Held: The appeal was allowed. The cross-appeal was dismissed.

(1) It was common ground that the path had the attribute of a highway to the extent that the public had the right of passage and repassage along it, and not simply as invitees or licensees. However, in addition, it had also to be dedicated as such, either expressly or impliedly, in the sense of being presumed by long usage. The construction placed upon section 36(2)(a) by the judge in effect was that the only kind of dedication which would be compliant with it was an express dedication at the time when the highway was first created. The problem with that was that if a highway authority created a relevant public way but did not dedicate it as a highway for, say, six months, it would fall outside section 36(2)(a). There would be no duty to maintain under section 41. The appellant’s alternative interpretation did not do violence to the language of section 36(2)(a). The fact that the path only became a highway later did not mean that it was not constructed by the relevant highway authority. There was no reason in statutory language, principle or case law that the path could not fall under section 36(2)(a) because it only became a highway after long usage and was not constructed as such at the outset: McGeown v Northern Ireland Housing Executive [1995] 1 AC 233 and Young v Merthyr Tydfil [2009] PIQR 23 considered.

(2) If it was necessary always to ensure that the local authority which constructed the relevant highway had been acting as highway authority at the time, as the respondent contended, that might not always be an easy task. Moreover, there would not always be a distinction between the local authority acting in two different particular capacities (ie housing and highway) but rather one between a particular capacity (highway) and the local authority’s general capacity as creating amenities on land which it owned. Any investigation into the particular “hat” which the local authority was wearing at the time was susceptible to uncertainty and arbitrariness insofar as the result might depend on which particular department was handling that particular matter. One should take the usual approach, which was to identify the relevant legal entity and not attempt to look behind it. Provided the relevant local authority at the time was, among other things, a highway authority, then that was sufficient for its construction of the way to attract the operation of section 36(2)(a). There was no reason of language or logic for an additional “capacity” requirement: Gulliksen v Pembrokeshire County Council [2002] 3 EGLR 9 considered.

(3) On the cross-appeal, the respondent argued that section 36(2)(a) could only operate prospectively in the sense that it could only apply to highways constructed after the Act came into force. However, the present case was not an example of true retrospectivity where, for example, an event which had already taken place, lawful at the time, was now deemed to be unlawful. Compare the position here: there would be no liability until and unless there had been a failure to maintain the highway causing loss at some point subsequent to the commencement of the Act. The fact that the highway itself might have been constructed at an earlier stage did not amount to the imposition of a retrospective liability.
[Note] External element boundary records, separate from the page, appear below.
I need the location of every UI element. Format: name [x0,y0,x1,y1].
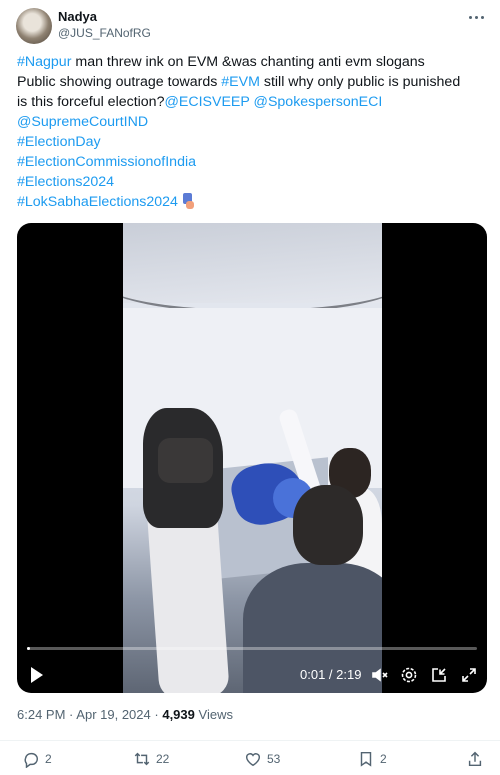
views-count: 4,939 [162,707,195,722]
hashtag-link[interactable]: #Elections2024 [17,174,114,190]
tweet-text-segment: is this forceful election? [17,94,165,110]
tweet-text-line: #ElectionDay [17,132,487,152]
hashtag-link[interactable]: #ElectionCommissionofIndia [17,154,196,170]
tweet-text: #Nagpur man threw ink on EVM &was chanti… [17,52,487,212]
author-handle[interactable]: @JUS_FANofRG [58,26,151,40]
hashtag-link[interactable]: #EVM [221,74,260,90]
author-name[interactable]: Nadya [58,9,97,24]
tweet-text-segment: man threw ink on EVM &was chanting anti … [71,54,425,70]
tweet-text-line: #Nagpur man threw ink on EVM &was chanti… [17,52,487,72]
tweet-text-line: #Elections2024 [17,172,487,192]
like-icon [245,753,261,767]
reply-count: 2 [45,752,52,766]
bookmark-count: 2 [380,752,387,766]
avatar[interactable] [16,8,52,44]
repost-count: 22 [156,752,170,766]
like-button[interactable]: 53 [244,749,280,769]
video-player[interactable]: 0:01 / 2:19 [17,223,487,693]
mention-link[interactable]: @SpokespersonECI [254,94,383,110]
video-progress-bar[interactable] [27,647,477,650]
tweet-date[interactable]: Apr 19, 2024 [76,707,150,722]
views-label: Views [198,707,233,722]
hashtag-link[interactable]: #LokSabhaElections2024 [17,194,178,210]
settings-icon[interactable] [399,665,419,685]
tweet-header: Nadya @JUS_FANofRG [16,6,486,46]
share-icon [468,751,482,767]
ballot-box-with-hand-emoji [181,193,195,209]
mention-link[interactable]: @SupremeCourtIND [17,114,148,130]
tweet-text-line: Public showing outrage towards #EVM stil… [17,72,487,92]
volume-muted-icon[interactable] [370,665,390,685]
tweet-meta: 6:24 PM · Apr 19, 2024 · 4,939 Views [17,707,233,722]
reply-button[interactable]: 2 [22,749,52,769]
tweet-text-line: #LokSabhaElections2024 [17,192,487,212]
repost-icon [134,752,150,766]
mention-link[interactable]: @ECISVEEP [164,94,249,110]
tweet-text-segment: still why only public is punished [259,74,461,90]
play-icon[interactable] [29,666,45,684]
like-count: 53 [267,752,281,766]
tweet-text-line: #ElectionCommissionofIndia [17,152,487,172]
video-time: 0:01 / 2:19 [300,667,362,682]
hashtag-link[interactable]: #ElectionDay [17,134,101,150]
tweet-text-segment: Public showing outrage towards [17,74,222,90]
tweet-text-line: @SupremeCourtIND [17,112,487,132]
tweet-text-line: is this forceful election?@ECISVEEP @Spo… [17,92,487,112]
bookmark-icon [360,751,372,767]
video-progress-fill [27,647,30,650]
share-button[interactable] [466,749,484,769]
fullscreen-icon[interactable] [459,665,479,685]
hashtag-link[interactable]: #Nagpur [17,54,71,70]
more-icon[interactable] [466,10,486,24]
reply-icon [24,752,38,768]
action-bar: 2 22 53 2 [0,740,500,770]
repost-button[interactable]: 22 [133,749,169,769]
tweet-time[interactable]: 6:24 PM [17,707,65,722]
meta-separator: · [69,707,74,722]
video-frame[interactable] [123,223,382,693]
bookmark-button[interactable]: 2 [357,749,387,769]
pip-icon[interactable] [429,665,449,685]
meta-separator: · [154,707,159,722]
Further, in contrast to section 38(2)(b) of the Highways Act 1959, which was in substance the same as section 36(2)(a), there was no express limitation within section36(2)(a) to highways created after the commencement of the Act. Nor was there any basis for implying such a limitation: Wilson v First County Trust [2004] 1 AC 816 considered.

(4) Accordingly, section 36(2)(a) applied. As it appeared to be common ground that if section 36(2)(a) applied then there had been a failure to maintain and the appellant succeeded on liability, the case had to be remitted on the question of contributory negligence and quantum.

Matthew White (instructed by Active Legal Solicitors of Sutton Coldfield) appeared for the appellant; Simon Vaughan (instructed by Forbes Solicitors of Manchester) appeared for the respondent.